Disciples are to be watching, on the look out, for the Son of man whose arrival is certain even if his timing is unknown. Always being ready is of the utmost importance. Discernment is critical, too. Not all claims are true and the kingdom of God may well be found outside the temple, the religious institutions, the official leadership. No wonder Jesus calls for his followers to beware and be aware. Not only is any moment possibly the moment, any place may be the place where God makes an appearance. Who knows where and when the Son of man might return given that his birth was in a stable, to parents on a forced journey, announced to nameless shepherds.

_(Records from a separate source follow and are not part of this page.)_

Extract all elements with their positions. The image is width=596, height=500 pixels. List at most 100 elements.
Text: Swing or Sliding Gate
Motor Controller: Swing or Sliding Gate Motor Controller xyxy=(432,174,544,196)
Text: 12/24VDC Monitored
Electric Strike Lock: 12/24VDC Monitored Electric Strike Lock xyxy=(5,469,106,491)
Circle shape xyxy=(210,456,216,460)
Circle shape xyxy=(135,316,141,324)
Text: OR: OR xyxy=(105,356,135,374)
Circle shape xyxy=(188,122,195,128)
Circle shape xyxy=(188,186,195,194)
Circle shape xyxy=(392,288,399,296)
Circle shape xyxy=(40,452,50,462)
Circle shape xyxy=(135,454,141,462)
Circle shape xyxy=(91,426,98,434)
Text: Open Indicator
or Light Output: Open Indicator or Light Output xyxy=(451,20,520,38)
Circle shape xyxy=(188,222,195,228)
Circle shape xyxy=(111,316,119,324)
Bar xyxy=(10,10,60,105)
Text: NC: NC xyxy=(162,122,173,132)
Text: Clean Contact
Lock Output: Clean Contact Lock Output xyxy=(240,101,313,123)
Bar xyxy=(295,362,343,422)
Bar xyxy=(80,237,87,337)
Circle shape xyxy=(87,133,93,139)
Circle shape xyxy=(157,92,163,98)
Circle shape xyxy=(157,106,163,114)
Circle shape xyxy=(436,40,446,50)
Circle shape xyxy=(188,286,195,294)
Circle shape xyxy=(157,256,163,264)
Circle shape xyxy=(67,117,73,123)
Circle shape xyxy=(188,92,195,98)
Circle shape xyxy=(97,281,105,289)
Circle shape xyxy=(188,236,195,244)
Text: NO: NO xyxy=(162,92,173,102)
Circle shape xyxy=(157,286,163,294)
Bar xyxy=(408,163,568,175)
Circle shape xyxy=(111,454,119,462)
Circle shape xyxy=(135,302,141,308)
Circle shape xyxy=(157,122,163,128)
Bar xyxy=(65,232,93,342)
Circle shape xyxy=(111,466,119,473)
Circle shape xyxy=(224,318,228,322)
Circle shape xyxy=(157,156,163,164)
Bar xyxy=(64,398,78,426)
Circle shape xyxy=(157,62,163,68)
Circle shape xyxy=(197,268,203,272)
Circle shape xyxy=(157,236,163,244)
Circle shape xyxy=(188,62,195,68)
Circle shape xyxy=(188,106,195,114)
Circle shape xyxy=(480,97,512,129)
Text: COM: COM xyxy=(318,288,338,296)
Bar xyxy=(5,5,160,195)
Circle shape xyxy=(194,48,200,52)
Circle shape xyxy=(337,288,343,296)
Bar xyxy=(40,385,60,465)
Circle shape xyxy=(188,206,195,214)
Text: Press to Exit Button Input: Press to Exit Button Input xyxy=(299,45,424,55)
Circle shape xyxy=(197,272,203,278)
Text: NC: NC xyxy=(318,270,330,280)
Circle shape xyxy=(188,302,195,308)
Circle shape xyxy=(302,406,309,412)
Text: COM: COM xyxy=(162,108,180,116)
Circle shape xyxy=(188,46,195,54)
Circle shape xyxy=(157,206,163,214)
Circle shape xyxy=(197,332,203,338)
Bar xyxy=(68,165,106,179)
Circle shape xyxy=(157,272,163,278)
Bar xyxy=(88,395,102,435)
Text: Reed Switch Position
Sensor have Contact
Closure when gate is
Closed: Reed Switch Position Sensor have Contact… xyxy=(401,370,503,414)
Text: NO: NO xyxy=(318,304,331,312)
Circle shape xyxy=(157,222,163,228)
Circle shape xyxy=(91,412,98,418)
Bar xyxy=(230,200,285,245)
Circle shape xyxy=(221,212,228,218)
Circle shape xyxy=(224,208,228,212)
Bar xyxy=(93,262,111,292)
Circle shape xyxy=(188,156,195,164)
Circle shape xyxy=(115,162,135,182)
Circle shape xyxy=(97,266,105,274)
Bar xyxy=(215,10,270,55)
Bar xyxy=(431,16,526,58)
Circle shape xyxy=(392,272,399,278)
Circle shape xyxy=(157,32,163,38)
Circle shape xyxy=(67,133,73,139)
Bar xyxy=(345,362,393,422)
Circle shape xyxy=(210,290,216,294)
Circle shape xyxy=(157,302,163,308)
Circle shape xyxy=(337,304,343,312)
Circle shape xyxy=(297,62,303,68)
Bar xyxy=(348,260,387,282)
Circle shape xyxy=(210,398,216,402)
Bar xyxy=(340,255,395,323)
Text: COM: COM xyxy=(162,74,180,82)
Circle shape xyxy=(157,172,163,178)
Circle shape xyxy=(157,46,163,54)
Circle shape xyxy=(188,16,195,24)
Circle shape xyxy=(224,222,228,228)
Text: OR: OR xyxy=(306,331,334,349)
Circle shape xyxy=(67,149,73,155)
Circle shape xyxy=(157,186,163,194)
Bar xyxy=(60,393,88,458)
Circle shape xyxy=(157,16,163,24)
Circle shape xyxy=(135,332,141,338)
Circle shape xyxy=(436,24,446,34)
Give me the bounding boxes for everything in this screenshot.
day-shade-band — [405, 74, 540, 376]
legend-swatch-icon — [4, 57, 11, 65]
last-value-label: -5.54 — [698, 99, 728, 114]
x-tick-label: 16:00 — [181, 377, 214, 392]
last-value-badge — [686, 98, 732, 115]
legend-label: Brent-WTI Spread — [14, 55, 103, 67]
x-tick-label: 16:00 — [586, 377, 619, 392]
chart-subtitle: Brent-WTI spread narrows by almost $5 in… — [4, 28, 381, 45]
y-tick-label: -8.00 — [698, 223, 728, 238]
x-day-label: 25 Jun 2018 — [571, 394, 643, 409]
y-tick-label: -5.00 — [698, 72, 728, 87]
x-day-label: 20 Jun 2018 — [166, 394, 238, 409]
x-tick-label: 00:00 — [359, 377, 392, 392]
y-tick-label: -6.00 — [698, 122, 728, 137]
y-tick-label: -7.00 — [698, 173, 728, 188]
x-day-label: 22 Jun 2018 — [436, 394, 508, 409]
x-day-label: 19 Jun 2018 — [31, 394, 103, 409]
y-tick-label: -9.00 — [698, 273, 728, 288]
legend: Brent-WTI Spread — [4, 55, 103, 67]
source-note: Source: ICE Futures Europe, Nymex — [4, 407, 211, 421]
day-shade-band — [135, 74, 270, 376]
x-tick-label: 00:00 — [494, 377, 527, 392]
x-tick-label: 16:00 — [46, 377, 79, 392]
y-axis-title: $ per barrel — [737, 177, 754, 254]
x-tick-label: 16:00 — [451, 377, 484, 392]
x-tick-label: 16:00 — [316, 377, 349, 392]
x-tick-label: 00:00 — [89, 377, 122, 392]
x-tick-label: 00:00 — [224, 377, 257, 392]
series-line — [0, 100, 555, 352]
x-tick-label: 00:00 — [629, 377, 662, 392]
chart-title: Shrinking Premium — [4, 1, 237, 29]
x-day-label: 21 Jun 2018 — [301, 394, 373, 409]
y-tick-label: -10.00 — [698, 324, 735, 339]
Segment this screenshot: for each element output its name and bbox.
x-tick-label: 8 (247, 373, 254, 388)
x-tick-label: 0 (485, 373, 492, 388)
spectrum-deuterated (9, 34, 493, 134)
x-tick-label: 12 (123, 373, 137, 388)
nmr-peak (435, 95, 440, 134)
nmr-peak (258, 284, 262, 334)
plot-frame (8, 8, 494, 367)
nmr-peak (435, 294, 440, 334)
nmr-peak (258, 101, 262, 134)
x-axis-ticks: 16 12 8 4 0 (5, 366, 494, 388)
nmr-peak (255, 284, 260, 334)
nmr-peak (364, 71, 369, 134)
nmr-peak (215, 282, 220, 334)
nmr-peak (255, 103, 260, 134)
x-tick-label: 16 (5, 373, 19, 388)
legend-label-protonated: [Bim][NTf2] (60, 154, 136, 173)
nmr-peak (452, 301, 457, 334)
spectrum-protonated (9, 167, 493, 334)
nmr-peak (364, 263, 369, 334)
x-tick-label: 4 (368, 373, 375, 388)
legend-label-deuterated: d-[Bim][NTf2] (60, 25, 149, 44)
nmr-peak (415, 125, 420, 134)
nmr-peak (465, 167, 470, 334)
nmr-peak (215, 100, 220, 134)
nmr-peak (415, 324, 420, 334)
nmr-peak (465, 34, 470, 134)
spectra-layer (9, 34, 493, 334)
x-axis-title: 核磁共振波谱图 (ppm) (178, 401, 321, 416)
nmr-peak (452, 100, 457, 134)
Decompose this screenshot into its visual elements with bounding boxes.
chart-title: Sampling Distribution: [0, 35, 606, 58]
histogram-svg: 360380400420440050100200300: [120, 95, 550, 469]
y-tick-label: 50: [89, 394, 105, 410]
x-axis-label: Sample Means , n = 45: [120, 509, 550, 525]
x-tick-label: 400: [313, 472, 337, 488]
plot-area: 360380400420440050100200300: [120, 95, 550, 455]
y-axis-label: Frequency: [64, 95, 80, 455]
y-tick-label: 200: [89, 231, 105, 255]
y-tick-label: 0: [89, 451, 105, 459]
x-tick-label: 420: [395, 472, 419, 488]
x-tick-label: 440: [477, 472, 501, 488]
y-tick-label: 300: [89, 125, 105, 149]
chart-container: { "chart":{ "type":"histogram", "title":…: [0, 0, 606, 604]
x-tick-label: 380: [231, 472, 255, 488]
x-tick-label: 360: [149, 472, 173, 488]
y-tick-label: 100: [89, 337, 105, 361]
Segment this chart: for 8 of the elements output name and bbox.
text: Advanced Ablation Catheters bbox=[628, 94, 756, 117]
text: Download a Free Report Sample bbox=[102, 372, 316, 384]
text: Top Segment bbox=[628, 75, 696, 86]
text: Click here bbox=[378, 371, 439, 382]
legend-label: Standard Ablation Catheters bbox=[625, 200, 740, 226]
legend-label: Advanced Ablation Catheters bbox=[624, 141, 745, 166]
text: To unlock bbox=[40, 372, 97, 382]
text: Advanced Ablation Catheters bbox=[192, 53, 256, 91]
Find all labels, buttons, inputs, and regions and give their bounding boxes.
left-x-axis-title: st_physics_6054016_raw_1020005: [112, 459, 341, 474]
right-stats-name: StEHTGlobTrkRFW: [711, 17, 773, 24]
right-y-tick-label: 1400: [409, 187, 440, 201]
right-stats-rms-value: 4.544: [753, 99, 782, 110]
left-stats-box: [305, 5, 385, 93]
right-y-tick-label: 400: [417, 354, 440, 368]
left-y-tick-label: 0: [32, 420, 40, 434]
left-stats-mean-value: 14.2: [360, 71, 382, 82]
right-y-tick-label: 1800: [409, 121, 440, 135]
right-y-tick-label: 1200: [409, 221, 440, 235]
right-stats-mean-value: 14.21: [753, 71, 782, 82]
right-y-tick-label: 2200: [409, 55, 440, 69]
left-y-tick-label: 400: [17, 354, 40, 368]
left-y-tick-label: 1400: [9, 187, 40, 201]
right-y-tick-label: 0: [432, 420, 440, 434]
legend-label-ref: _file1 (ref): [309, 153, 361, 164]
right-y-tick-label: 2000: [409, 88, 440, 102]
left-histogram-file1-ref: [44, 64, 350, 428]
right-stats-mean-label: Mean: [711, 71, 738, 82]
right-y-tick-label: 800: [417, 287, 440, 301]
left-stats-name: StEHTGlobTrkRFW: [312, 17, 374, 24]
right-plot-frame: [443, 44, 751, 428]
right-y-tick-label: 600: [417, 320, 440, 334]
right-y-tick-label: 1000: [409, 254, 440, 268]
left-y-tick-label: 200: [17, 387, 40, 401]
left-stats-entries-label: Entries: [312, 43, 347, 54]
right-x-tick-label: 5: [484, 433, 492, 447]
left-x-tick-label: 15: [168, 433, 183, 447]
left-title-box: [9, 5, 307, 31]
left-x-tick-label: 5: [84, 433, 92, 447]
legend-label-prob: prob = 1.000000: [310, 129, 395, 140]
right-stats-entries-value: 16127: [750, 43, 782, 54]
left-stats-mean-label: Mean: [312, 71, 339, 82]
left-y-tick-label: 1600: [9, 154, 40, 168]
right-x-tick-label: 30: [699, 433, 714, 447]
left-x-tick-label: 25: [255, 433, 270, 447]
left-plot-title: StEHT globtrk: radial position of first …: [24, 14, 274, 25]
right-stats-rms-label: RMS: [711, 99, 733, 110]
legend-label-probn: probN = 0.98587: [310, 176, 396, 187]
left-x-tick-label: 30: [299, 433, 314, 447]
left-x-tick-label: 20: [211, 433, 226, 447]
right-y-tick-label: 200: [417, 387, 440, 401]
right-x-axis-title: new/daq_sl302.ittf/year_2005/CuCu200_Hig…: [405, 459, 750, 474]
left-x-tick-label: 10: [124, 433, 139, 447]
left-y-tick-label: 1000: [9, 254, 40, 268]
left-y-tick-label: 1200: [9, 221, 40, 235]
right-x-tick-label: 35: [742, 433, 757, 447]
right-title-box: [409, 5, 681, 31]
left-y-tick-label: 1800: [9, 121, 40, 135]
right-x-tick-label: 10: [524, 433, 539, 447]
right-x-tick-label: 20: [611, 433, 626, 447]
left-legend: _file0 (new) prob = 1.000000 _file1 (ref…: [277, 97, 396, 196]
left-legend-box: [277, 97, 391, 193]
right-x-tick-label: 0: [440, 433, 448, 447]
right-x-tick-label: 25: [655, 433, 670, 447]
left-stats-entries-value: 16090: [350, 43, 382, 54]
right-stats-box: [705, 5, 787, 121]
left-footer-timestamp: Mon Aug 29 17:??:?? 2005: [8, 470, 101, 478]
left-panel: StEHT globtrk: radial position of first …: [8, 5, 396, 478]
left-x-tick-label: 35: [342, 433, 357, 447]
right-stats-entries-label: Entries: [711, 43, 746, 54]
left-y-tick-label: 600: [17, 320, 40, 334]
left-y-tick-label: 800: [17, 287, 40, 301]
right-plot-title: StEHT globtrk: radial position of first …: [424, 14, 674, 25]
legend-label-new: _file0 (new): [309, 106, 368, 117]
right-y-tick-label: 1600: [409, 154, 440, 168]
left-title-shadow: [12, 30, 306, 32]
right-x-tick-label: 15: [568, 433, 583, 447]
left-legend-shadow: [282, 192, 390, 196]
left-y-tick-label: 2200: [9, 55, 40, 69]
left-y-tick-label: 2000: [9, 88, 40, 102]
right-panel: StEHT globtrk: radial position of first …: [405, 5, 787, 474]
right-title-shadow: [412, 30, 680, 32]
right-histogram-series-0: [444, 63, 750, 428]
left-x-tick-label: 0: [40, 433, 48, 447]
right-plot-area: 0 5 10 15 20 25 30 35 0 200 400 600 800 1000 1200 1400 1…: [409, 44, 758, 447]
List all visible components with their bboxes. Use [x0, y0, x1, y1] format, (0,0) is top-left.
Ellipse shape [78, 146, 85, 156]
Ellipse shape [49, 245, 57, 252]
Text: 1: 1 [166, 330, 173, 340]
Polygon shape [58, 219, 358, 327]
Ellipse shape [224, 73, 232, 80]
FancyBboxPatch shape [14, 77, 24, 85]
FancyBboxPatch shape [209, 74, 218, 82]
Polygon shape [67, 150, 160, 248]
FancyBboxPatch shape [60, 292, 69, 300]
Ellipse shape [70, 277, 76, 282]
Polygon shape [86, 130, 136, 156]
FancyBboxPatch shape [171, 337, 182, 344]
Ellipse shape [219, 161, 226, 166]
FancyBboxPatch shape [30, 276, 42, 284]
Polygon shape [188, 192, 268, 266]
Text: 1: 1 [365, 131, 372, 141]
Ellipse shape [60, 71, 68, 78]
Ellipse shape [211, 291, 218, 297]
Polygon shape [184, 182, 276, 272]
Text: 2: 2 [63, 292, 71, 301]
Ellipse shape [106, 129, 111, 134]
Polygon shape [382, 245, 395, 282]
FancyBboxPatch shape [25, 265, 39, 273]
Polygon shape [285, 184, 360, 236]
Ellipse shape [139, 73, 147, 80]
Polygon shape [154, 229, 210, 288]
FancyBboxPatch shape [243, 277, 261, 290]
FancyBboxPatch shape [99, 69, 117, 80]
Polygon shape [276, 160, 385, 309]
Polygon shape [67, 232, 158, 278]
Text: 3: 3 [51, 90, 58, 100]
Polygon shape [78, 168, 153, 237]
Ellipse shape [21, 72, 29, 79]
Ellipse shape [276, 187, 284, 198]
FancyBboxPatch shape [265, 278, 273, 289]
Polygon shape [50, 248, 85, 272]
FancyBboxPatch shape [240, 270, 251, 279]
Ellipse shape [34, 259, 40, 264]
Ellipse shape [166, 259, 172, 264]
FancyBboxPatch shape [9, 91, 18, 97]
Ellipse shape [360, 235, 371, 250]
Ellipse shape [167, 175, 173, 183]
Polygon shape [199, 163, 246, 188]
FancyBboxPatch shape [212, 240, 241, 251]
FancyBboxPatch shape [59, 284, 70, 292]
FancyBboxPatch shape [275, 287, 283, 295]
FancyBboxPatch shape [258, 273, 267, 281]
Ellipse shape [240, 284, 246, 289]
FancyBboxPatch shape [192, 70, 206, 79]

Who knows if today is that day? All we know is that the Son of man is coming and birth brings with it pain. It will hurt and when the baby is ready, it will be born, there is no stopping it, even if that baby’s first breaths come on a boat or a beach or in a stranger’s barn. God’s life-giving invasion, God’s judgment and salvation, will surely come. Our job is to anticipate it, see it, welcome it and usher it in like skilled midwives on call and always ready, right there in the middle of pain and hurt, right in the midst of those places where Jesus went and will come again to make all things right. And that is good news, for all people.

This week:

  1.  Our culture is fascinated with things like the zombie apocalypse. Why do you think this is so? How does this relate, if at all, to the end times in Mark 13 and other biblical texts? (If you haven’t read Brian Blount’s book “Invasion of the Dead, Preaching Resurrection” go get it right now.)
  2. Compare Mark’s farewell discourse of Mark 13 with the farewell discourses in the other gospels: John 14-17, Matthew 28:16-20, Luke 24:36-49.
  3. Why is the promise of Jesus’ return important for how we live in the present? How is this about hope given that the language is about destruction and desolation?
  4. Of what should we beware of in our current context? How do we discern who or what are the false prophets?
  5. Is it possible to live daily with a sense of seeing Christ at any (every?) turn? How do we hone our sight, our awareness or our sense of anticipation?
  6. Take a look at the “Christ’s return and judgment” section in the hymnal “Glory to God” and use some of these hymns as daily prayers. Or chose an Advent hymn and incorporate it into your daily devotions this week.